Another excellent evening.
This term, I'm taking a few minutes before the class to do a little practice with just for me (and my partner): it's my opportunity to focus on my own dancing, rather than on teaching. Those dances are in brackets at the top of the list.
I've decided to keep including a smattering of early English Country Dancing. We generally reconstruct these on the fly in class, and tonight was no exception.
We noticed that in Heart's Ease, the text only explicitly has the men moving in the first part of the chorus, and all in the second part. I'm not committed to that as a reconstruction, but it was a rather charming variation to the way it's commonly done. Next step: check any other sources.

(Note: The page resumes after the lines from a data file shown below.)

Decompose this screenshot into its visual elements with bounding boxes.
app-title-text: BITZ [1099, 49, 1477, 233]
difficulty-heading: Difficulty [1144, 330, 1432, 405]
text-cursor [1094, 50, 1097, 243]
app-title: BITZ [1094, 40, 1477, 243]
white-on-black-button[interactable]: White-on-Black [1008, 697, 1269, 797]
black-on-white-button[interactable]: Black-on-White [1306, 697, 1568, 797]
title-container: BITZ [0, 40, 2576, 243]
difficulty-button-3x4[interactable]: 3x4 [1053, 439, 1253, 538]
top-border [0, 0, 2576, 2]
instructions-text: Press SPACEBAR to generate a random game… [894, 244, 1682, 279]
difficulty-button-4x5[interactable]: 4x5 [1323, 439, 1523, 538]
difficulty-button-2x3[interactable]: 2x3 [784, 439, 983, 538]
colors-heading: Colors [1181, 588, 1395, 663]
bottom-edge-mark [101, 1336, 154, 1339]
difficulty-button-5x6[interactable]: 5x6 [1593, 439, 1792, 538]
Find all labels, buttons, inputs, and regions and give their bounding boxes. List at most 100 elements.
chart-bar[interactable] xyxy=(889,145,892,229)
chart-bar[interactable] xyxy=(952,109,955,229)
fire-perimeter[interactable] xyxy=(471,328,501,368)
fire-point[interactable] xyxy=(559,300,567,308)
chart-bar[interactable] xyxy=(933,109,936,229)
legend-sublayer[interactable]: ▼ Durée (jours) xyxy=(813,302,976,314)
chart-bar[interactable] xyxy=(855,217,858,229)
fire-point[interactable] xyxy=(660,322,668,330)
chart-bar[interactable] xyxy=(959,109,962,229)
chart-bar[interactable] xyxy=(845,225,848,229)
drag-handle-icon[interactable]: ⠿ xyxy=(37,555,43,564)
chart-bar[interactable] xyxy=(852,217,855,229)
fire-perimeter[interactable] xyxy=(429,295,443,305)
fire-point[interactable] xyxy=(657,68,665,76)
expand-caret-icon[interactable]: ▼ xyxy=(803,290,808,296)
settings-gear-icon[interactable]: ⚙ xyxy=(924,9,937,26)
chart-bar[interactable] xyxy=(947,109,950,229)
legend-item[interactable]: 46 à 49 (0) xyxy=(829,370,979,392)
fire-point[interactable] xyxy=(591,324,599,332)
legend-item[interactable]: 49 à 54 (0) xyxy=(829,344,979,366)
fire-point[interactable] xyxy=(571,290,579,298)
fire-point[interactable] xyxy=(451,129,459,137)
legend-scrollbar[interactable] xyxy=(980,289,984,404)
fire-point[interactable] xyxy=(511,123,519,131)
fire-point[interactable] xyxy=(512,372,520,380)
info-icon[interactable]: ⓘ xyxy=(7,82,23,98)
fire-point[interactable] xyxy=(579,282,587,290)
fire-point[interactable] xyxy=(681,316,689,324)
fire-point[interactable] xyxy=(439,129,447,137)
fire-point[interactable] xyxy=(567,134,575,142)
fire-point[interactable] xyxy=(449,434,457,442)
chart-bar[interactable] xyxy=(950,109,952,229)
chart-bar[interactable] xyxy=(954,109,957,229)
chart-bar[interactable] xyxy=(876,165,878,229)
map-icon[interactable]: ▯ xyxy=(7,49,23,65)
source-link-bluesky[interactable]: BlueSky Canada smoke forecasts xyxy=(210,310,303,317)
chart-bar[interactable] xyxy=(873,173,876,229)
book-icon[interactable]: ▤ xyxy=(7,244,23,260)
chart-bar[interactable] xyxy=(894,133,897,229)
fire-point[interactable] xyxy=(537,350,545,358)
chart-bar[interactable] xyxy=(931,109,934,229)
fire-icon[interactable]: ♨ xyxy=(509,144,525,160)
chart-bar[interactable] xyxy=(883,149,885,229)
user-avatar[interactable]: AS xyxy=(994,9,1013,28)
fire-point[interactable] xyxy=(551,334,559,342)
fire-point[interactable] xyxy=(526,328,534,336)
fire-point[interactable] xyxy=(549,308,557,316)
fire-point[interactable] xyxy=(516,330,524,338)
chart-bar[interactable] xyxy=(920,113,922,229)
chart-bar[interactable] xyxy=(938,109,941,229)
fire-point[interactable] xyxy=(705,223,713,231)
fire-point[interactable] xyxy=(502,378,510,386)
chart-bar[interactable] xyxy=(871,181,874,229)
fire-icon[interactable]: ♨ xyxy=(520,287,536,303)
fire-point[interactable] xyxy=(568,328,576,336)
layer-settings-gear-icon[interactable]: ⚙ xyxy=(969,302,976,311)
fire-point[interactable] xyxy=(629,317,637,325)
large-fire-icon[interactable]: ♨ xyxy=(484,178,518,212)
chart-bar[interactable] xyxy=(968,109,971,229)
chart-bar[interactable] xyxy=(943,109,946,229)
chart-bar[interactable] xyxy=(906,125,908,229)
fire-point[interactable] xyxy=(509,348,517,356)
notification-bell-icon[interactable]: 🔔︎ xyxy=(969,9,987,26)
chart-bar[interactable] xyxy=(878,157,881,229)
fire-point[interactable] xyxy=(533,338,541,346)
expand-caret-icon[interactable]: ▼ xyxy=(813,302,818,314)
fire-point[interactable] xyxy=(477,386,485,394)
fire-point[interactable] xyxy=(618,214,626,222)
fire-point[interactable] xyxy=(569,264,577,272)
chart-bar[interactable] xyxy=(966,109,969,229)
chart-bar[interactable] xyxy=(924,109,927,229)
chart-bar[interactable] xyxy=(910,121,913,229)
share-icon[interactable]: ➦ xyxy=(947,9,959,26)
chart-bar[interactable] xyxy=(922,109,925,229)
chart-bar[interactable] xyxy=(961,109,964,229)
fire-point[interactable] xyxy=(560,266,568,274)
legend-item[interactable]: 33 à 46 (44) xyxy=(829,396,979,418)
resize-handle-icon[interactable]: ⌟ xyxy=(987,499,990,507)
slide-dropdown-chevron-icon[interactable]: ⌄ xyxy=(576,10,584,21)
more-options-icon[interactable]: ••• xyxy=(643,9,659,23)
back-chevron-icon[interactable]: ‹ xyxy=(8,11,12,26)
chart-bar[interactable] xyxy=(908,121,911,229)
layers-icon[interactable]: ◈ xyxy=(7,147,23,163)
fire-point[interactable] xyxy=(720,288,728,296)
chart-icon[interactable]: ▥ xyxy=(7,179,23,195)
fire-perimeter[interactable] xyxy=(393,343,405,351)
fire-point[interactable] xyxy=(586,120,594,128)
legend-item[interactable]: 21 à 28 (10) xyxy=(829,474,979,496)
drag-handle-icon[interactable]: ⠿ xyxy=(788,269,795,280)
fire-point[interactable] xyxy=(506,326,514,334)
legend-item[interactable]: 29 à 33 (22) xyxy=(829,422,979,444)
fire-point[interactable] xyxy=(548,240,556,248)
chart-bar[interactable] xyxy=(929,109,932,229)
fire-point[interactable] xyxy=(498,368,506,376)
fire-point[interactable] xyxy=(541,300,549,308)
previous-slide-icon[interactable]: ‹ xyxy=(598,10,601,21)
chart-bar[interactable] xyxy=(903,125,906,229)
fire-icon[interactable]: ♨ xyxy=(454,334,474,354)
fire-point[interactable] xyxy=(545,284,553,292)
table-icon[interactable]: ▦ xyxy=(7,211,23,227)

Night Peece has a fair bit of ambiguity in exactly who does what when, and what the path is. At some point, I'll write our version up.
As last week: definitely working well. The sense of "group percussion" in the frappamenti is quite a bit of fun. Domenico's version is more interesting by far than the later version.
Nicely polished once more. Focus this week on clean, bouyant, lively saltarelli ... and how to get that effect in slowish music, without necessarily jumping high, or at all.
Our French Basse Danse in coming on nicely. Next: Danse de Cleves, and then Alenchon.
Refreshed:
Then danced a passamezzo, of four mutanze each, using whatever selection of those above we pleased, or improvising mutanze freely. Success!
Finally, we revised the man's first mutanza. This one is significantly harder, but it's coming along nicely.
Next: the passeggii danced together in the middle and at the end; study and practice improvising simple mutanze.